Very respectfully, your obedient servant,
P. H. WATSON,
Assistant Secretary of War.
[Inclosure Numbers 1.-Translation.] LEGATION OF FRANCE IN THE UNITED STATES, Washington, August 29, 1862.
Honorable W. H. SEWARD, &c.:
SIR: Messrs. Rochreau & Co., Jeannet Quertier & Co., bankers,and Mr. Lewis, a merchant, at New Orleans, have found themselves reached by General Orders, Numbers 55, issued by Major-General Butler, under date of the 4th of this month, and struck with a contribution of 25 per cent. of the amount of the sums subscribed by them, as well for themselves as for their proxies, to the loan issued by the so-called committee of public safety and guaranteed by the city. They have been obliged, under threat of seeing their property seized and sold at public auction, to pay within a period of seven days the sums which were demanded of them; but they have not done so without protesting, as well before General Butler as before the consul of France at New Orleans, against such a contribution.

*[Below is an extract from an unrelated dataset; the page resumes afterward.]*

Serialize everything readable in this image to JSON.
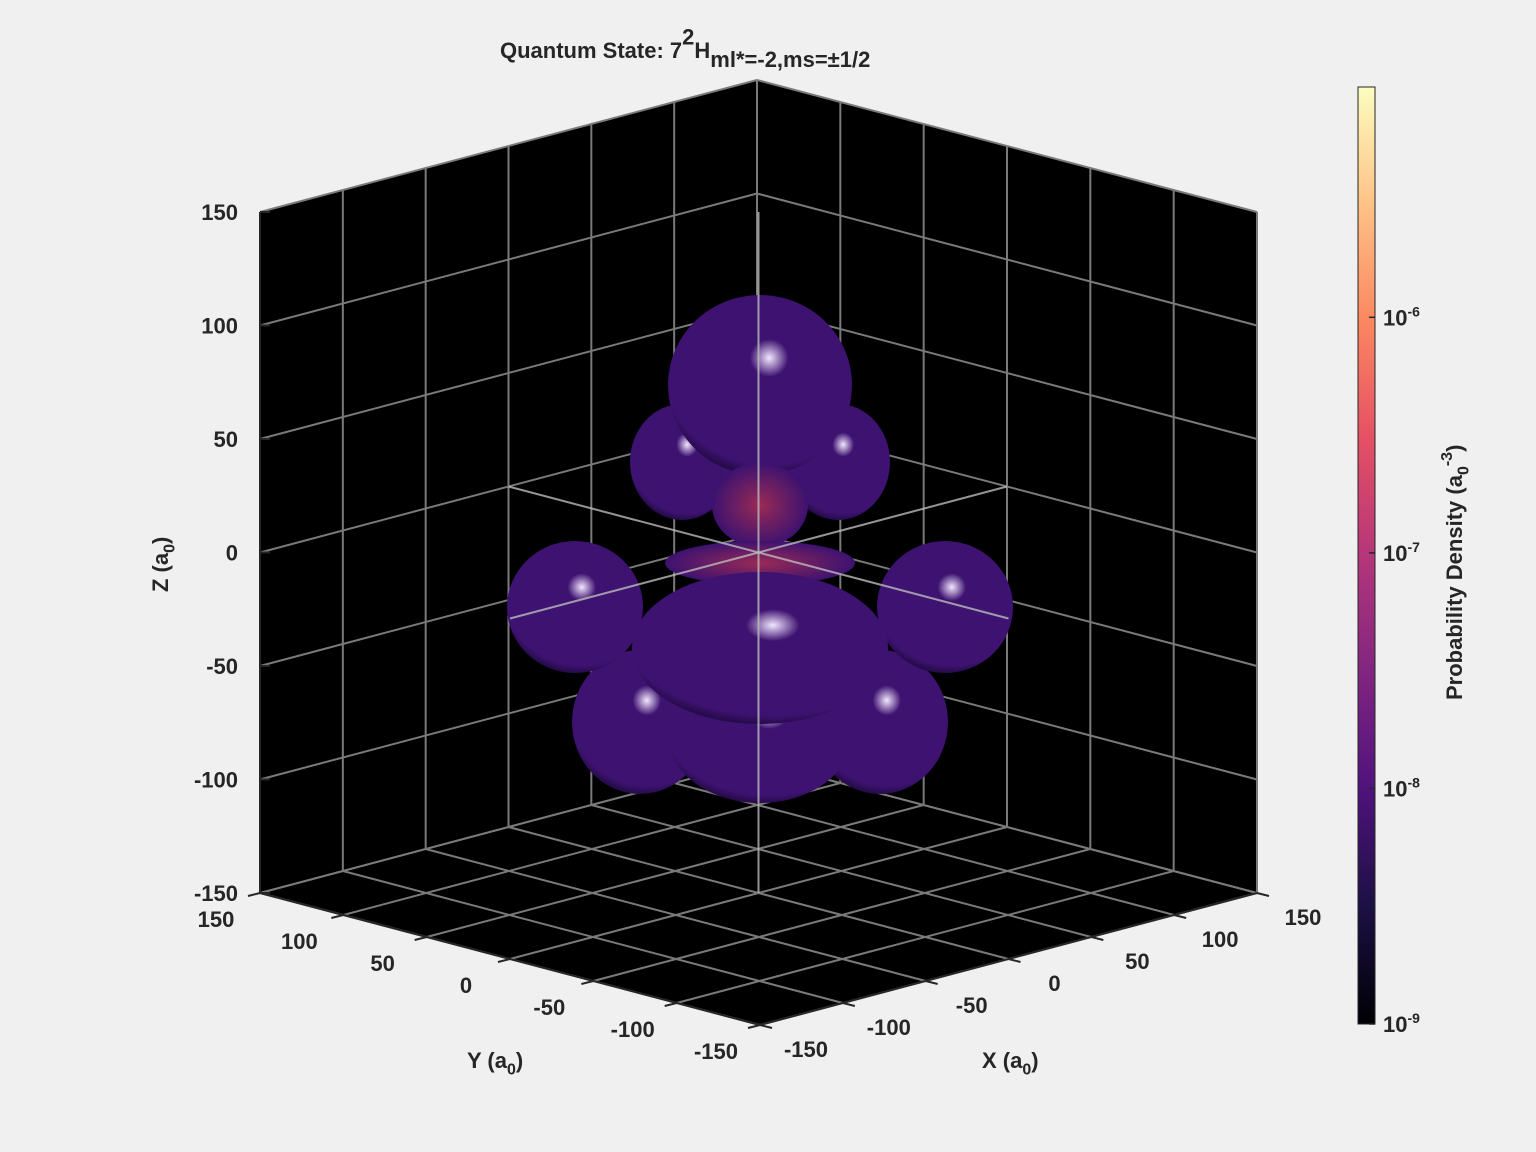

It is certain, indeed, that in the month of March last, when the city of New Orleans, in virtue of its powers as a municipal corporation, caused bonds to be issued to the amount of about $1,200,000, certain capitalists had a right to consider the purchase of these bonds as nothing but a simple investment. If it be recollected that a that period all possibility of remitting funds to Europe was out of the question, in consequence of the blockade and of the depreciation of exchange, which had fallen to two francs fifty centimes, or three francs the dollar, there can be no astonishment that merchants or bankers, having funds in their hands to invest, as well for themselves as for their constituents, should have become purchasers of the bonds in question without inquiring the use which the city might make of their proceeds, and without surmising that a purely financial operation might one day be considered as an act of hostility, to some extent, against the Government of the United States and be punished as such by a fine.

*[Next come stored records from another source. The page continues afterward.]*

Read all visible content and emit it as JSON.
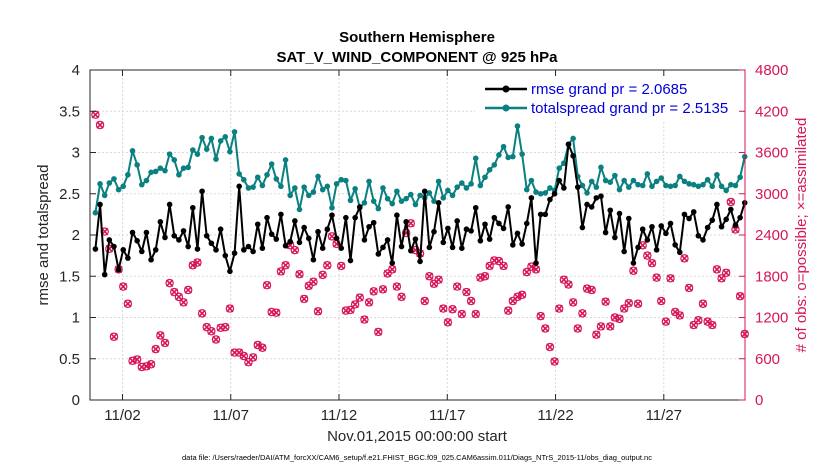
{
  "chart_data": {
    "type": "line",
    "title": "Southern Hemisphere",
    "subtitle": "SAT_V_WIND_COMPONENT @ 925 hPa",
    "xlabel": "Nov.01,2015 00:00:00 start",
    "ylabel_left": "rmse and totalspread",
    "ylabel_right": "# of obs: o=possible; ×=assimilated",
    "footer": "data file: /Users/raeder/DAI/ATM_forcXX/CAM6_setup/f.e21.FHIST_BGC.f09_025.CAM6assim.011/Diags_NTrS_2015-11/obs_diag_output.nc",
    "xlim": [
      0.5,
      30.75
    ],
    "ylim_left": [
      0,
      4
    ],
    "ylim_right": [
      0,
      4800
    ],
    "x_ticks": [
      {
        "value": 2,
        "label": "11/02"
      },
      {
        "value": 7,
        "label": "11/07"
      },
      {
        "value": 12,
        "label": "11/12"
      },
      {
        "value": 17,
        "label": "11/17"
      },
      {
        "value": 22,
        "label": "11/22"
      },
      {
        "value": 27,
        "label": "11/27"
      }
    ],
    "y_ticks_left": [
      "0",
      "0.5",
      "1",
      "1.5",
      "2",
      "2.5",
      "3",
      "3.5",
      "4"
    ],
    "y_ticks_right": [
      "0",
      "600",
      "1200",
      "1800",
      "2400",
      "3000",
      "3600",
      "4200",
      "4800"
    ],
    "colors": {
      "rmse": "#000000",
      "spread": "#0a8080",
      "obs": "#d6155a",
      "legend_text": "#0000dd",
      "axis": "#262626",
      "grid": "#d9d9d9"
    },
    "series": [
      {
        "name": "rmse",
        "label": "rmse grand pr = 2.0685",
        "axis": "left",
        "values": [
          1.83,
          2.37,
          1.52,
          1.94,
          1.86,
          1.58,
          1.82,
          1.72,
          2.03,
          1.93,
          1.8,
          2.03,
          1.7,
          1.82,
          2.16,
          1.97,
          2.37,
          1.99,
          1.94,
          2.05,
          1.86,
          2.33,
          1.83,
          2.53,
          1.99,
          1.9,
          1.82,
          2.07,
          1.75,
          1.56,
          1.78,
          2.59,
          1.82,
          1.86,
          1.8,
          2.13,
          1.84,
          2.21,
          2.01,
          1.95,
          2.25,
          1.87,
          1.92,
          2.17,
          1.91,
          2.09,
          1.96,
          1.7,
          2.04,
          1.84,
          2.07,
          2.24,
          1.96,
          1.84,
          2.21,
          1.69,
          2.21,
          2.34,
          1.94,
          2.1,
          2.15,
          1.77,
          1.85,
          1.94,
          1.66,
          2.24,
          1.86,
          2.16,
          1.81,
          1.95,
          1.68,
          2.53,
          1.85,
          2.04,
          2.39,
          1.91,
          2.08,
          1.85,
          2.17,
          1.84,
          2.07,
          2.05,
          2.33,
          1.93,
          2.13,
          1.95,
          2.21,
          2.14,
          2.08,
          2.34,
          1.88,
          2.02,
          1.89,
          2.14,
          2.45,
          1.66,
          2.25,
          2.25,
          2.43,
          2.5,
          2.66,
          2.57,
          3.1,
          2.96,
          2.58,
          2.09,
          2.37,
          2.34,
          2.45,
          2.47,
          2.03,
          2.3,
          1.97,
          2.26,
          1.8,
          2.2,
          1.66,
          1.85,
          2.07,
          1.94,
          2.1,
          1.82,
          2.11,
          2.02,
          2.14,
          1.88,
          1.79,
          2.25,
          2.2,
          2.28,
          1.99,
          1.94,
          2.09,
          2.18,
          2.37,
          2.1,
          2.19,
          2.31,
          2.12,
          2.21,
          2.39
        ]
      },
      {
        "name": "totalspread",
        "label": "totalspread grand pr = 2.5135",
        "axis": "left",
        "values": [
          2.27,
          2.62,
          2.48,
          2.63,
          2.68,
          2.55,
          2.59,
          2.73,
          3.02,
          2.85,
          2.61,
          2.66,
          2.76,
          2.77,
          2.81,
          2.78,
          2.98,
          2.91,
          2.73,
          2.81,
          2.82,
          3.03,
          2.98,
          3.18,
          3.04,
          3.17,
          2.92,
          3.14,
          3.19,
          3.01,
          3.25,
          2.74,
          2.67,
          2.57,
          2.58,
          2.7,
          2.6,
          2.73,
          2.86,
          2.68,
          2.59,
          2.91,
          2.48,
          2.57,
          2.31,
          2.58,
          2.48,
          2.52,
          2.71,
          2.55,
          2.59,
          2.33,
          2.62,
          2.67,
          2.66,
          2.42,
          2.56,
          2.33,
          2.39,
          2.65,
          2.41,
          2.32,
          2.57,
          2.44,
          2.38,
          2.53,
          2.41,
          2.44,
          2.49,
          2.37,
          2.48,
          2.45,
          2.51,
          2.41,
          2.65,
          2.45,
          2.54,
          2.48,
          2.58,
          2.63,
          2.57,
          2.62,
          2.93,
          2.6,
          2.7,
          2.79,
          2.85,
          2.97,
          3.07,
          2.94,
          2.95,
          3.32,
          2.98,
          2.55,
          2.66,
          2.52,
          2.5,
          2.51,
          2.57,
          2.54,
          2.81,
          2.87,
          3.1,
          3.17,
          2.71,
          2.6,
          2.51,
          2.65,
          2.58,
          2.82,
          2.66,
          2.64,
          2.72,
          2.55,
          2.66,
          2.58,
          2.66,
          2.61,
          2.6,
          2.74,
          2.59,
          2.65,
          2.69,
          2.6,
          2.59,
          2.6,
          2.71,
          2.65,
          2.62,
          2.61,
          2.59,
          2.61,
          2.67,
          2.59,
          2.73,
          2.59,
          2.54,
          2.61,
          2.6,
          2.7,
          2.95
        ]
      },
      {
        "name": "obs_possible",
        "label": "o=possible",
        "axis": "right",
        "values": [
          4150,
          4000,
          2450,
          2200,
          920,
          1900,
          1650,
          1400,
          570,
          590,
          480,
          490,
          520,
          740,
          940,
          830,
          1700,
          1570,
          1500,
          1420,
          1600,
          1960,
          2000,
          1260,
          1060,
          1000,
          880,
          1050,
          1060,
          1330,
          690,
          690,
          640,
          550,
          620,
          800,
          760,
          1670,
          1280,
          1270,
          1870,
          1960,
          2250,
          2180,
          1830,
          1470,
          1660,
          1720,
          1290,
          1820,
          1960,
          2380,
          2270,
          1950,
          1300,
          1310,
          1390,
          1490,
          1170,
          1420,
          1580,
          990,
          1610,
          1840,
          1900,
          1650,
          1500,
          2430,
          2570,
          2180,
          2130,
          1440,
          1800,
          1690,
          1750,
          1330,
          1130,
          1320,
          1650,
          1250,
          1570,
          1440,
          1250,
          1780,
          1800,
          1950,
          2030,
          2020,
          1950,
          1300,
          1440,
          1500,
          1530,
          1860,
          1940,
          1900,
          1220,
          1040,
          770,
          560,
          1330,
          1750,
          1680,
          1420,
          1040,
          1260,
          1620,
          1600,
          950,
          1070,
          1430,
          1070,
          1200,
          1180,
          1330,
          1410,
          1880,
          1400,
          2250,
          2100,
          1990,
          1780,
          1440,
          1140,
          1770,
          1280,
          1230,
          2060,
          1630,
          1090,
          1160,
          1400,
          1140,
          1090,
          1900,
          1770,
          1850,
          2880,
          2480,
          1510,
          960
        ]
      },
      {
        "name": "obs_assimilated",
        "label": "×=assimilated",
        "axis": "right",
        "values": [
          4150,
          4000,
          2450,
          2200,
          920,
          1900,
          1650,
          1400,
          570,
          590,
          480,
          490,
          520,
          740,
          940,
          830,
          1700,
          1570,
          1500,
          1420,
          1600,
          1960,
          2000,
          1260,
          1060,
          1000,
          880,
          1050,
          1060,
          1330,
          690,
          690,
          640,
          550,
          620,
          800,
          760,
          1670,
          1280,
          1270,
          1870,
          1960,
          2250,
          2180,
          1830,
          1470,
          1660,
          1720,
          1290,
          1820,
          1960,
          2380,
          2270,
          1950,
          1300,
          1310,
          1390,
          1490,
          1170,
          1420,
          1580,
          990,
          1610,
          1840,
          1900,
          1650,
          1500,
          2430,
          2570,
          2180,
          2130,
          1440,
          1800,
          1690,
          1750,
          1330,
          1130,
          1320,
          1650,
          1250,
          1570,
          1440,
          1250,
          1780,
          1800,
          1950,
          2030,
          2020,
          1950,
          1300,
          1440,
          1500,
          1530,
          1860,
          1940,
          1900,
          1220,
          1040,
          770,
          560,
          1330,
          1750,
          1680,
          1420,
          1040,
          1260,
          1620,
          1600,
          950,
          1070,
          1430,
          1070,
          1200,
          1180,
          1330,
          1410,
          1880,
          1400,
          2250,
          2100,
          1990,
          1780,
          1440,
          1140,
          1770,
          1280,
          1230,
          2060,
          1630,
          1090,
          1160,
          1400,
          1140,
          1090,
          1900,
          1770,
          1850,
          2880,
          2480,
          1510,
          960
        ]
      }
    ]
  }
}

At all events, measures which carry with them such a character of reprisal, it seems to me, ought not to reach foreigners who have in no manner violated neutrality, and I am confident that the Federal Government, on taking into consideration the observations which I have the honor to submit to you, will be pleased to order the restitution of the sums which the French subjects before mentioned have paid under the compulsion of threats, but with all reservations.